From 1898 on, the courses in chemical engineering offered the only means of training students for the profession of chemistry. But a demand arose for a training that would include more chemistry than was possible in the engineering course. This was met by re-establishing the curriculum leading to the degree of bachelor of science in chemistry in the College of Literature, Science, and the Arts. The reinstated degree was conferred for the first time in 1916. Interest in this curriculum has not waned. A further advance in the standards of professional chemical training was made in 1919, when the Regents authorized the Graduate School to announce the degree of master of science in chemistry. To obtain this degree the candidate must have completed all requirements for the degree of bachelor of science in chemistry and also a full year of graduate training in chemistry and cognate subjects, as prescribed by the Department of Chemistry. More and more, this degree is being regarded as a step on the way to the several doctorates that represent final training for the profession.

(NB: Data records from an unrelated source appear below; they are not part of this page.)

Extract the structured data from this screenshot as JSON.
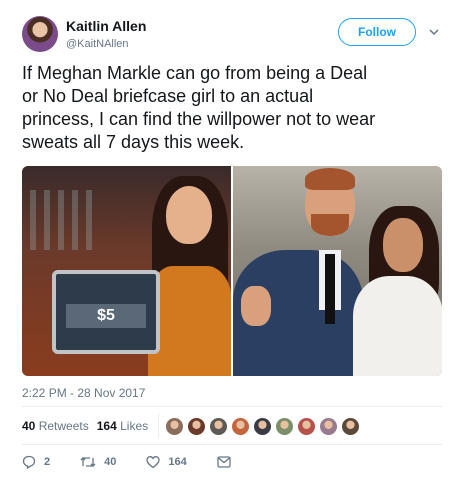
{
  "header": {
    "name": "Kaitlin Allen",
    "handle": "@KaitNAllen",
    "follow_label": "Follow"
  },
  "tweet": {
    "lines": [
      "If Meghan Markle can go from being a Deal",
      "or No Deal briefcase girl to an actual",
      "princess, I can find the willpower not to wear",
      "sweats all 7 days this week."
    ],
    "media": {
      "briefcase_label": "$5"
    },
    "timestamp": "2:22 PM - 28 Nov 2017"
  },
  "stats": {
    "retweets_count": "40",
    "retweets_label": "Retweets",
    "likes_count": "164",
    "likes_label": "Likes",
    "liker_colors": [
      "#8a6d5a",
      "#6a3b2a",
      "#5e5a55",
      "#c4653c",
      "#3b3b45",
      "#7b8f6a",
      "#b7514b",
      "#9a7a8e",
      "#5b4a3a"
    ]
  },
  "actions": {
    "reply_count": "2",
    "retweet_count": "40",
    "like_count": "164"
  },
  "icons": [
    "chevron-down-icon",
    "reply-icon",
    "retweet-icon",
    "like-icon",
    "message-icon"
  ],
  "colors": {
    "accent": "#1da1f2",
    "muted": "#657786",
    "text": "#14171a"
  }
}
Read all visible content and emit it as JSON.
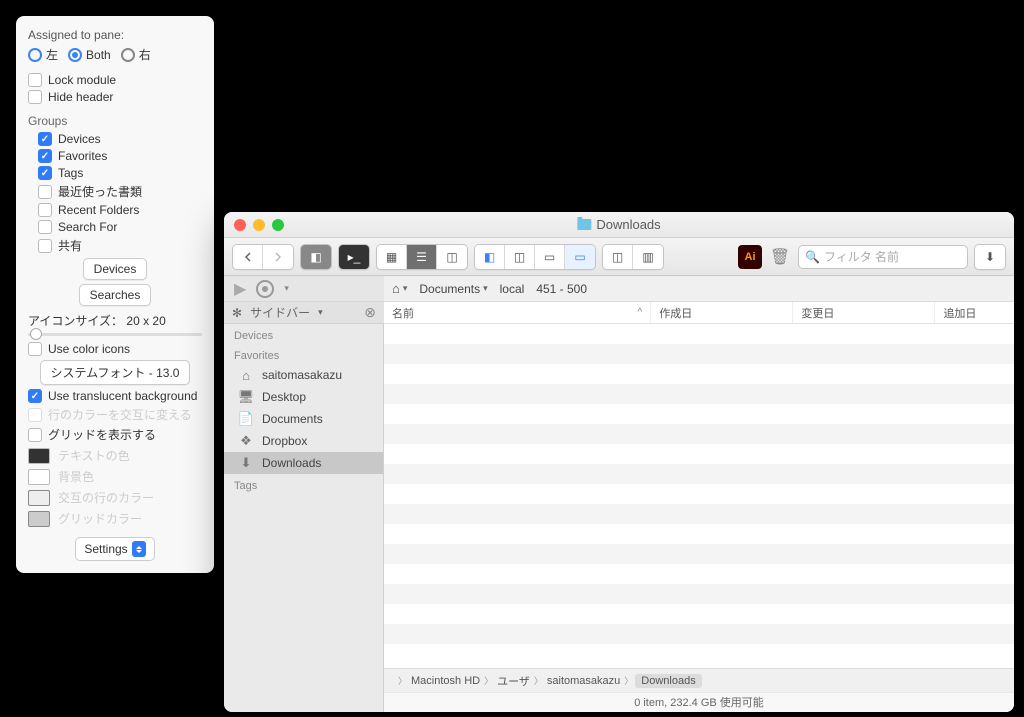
{
  "settings": {
    "assigned_label": "Assigned to pane:",
    "radios": {
      "left": "左",
      "both": "Both",
      "right": "右"
    },
    "lock_module": "Lock module",
    "hide_header": "Hide header",
    "groups_title": "Groups",
    "groups": {
      "devices": "Devices",
      "favorites": "Favorites",
      "tags": "Tags",
      "recent_docs": "最近使った書類",
      "recent_folders": "Recent Folders",
      "search_for": "Search For",
      "shared": "共有"
    },
    "btn_devices": "Devices",
    "btn_searches": "Searches",
    "icon_size_label": "アイコンサイズ：",
    "icon_size_value": "20 x 20",
    "use_color_icons": "Use color icons",
    "font_btn": "システムフォント - 13.0",
    "translucent_bg": "Use translucent background",
    "alt_row_color": "行のカラーを交互に変える",
    "show_grid": "グリッドを表示する",
    "colors": {
      "text": "テキストの色",
      "background": "背景色",
      "alt_row": "交互の行のカラー",
      "grid": "グリッドカラー"
    },
    "settings_btn": "Settings"
  },
  "finder": {
    "title": "Downloads",
    "pathbar": {
      "documents": "Documents",
      "local": "local",
      "range": "451 - 500"
    },
    "sidebar_ctrl": "サイドバー",
    "sidebar": {
      "devices_hdr": "Devices",
      "favorites_hdr": "Favorites",
      "tags_hdr": "Tags",
      "items": {
        "home": "saitomasakazu",
        "desktop": "Desktop",
        "documents": "Documents",
        "dropbox": "Dropbox",
        "downloads": "Downloads"
      }
    },
    "columns": {
      "name": "名前",
      "created": "作成日",
      "modified": "変更日",
      "added": "追加日"
    },
    "search_placeholder": "フィルタ 名前",
    "breadcrumb": {
      "hd": "Macintosh HD",
      "users": "ユーザ",
      "user": "saitomasakazu",
      "downloads": "Downloads"
    },
    "status": "0 item, 232.4 GB 使用可能"
  }
}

Professional training in chemistry in the School of Pharmacy. — As early as 1860, courses in pharmacy were offered in conjunction with analytical chemistry, and in 1868 a two-year curriculum was set up, leading to the degree of pharmaceutical chemist. Within the next few years work in pharmacy was expanded so greatly that the Regents established the School of Pharmacy within the chemical laboratory as a separate department, and Albert B. Prescott was chosen its first Dean in 1876 (see Part VII: College of Pharmacy). When, in 1905, Julius O. Schlotterbeck succeeded Prescott as Dean of the School of Pharmacy, the administrative control of the school was separated permanently from that of the chemical laboratory.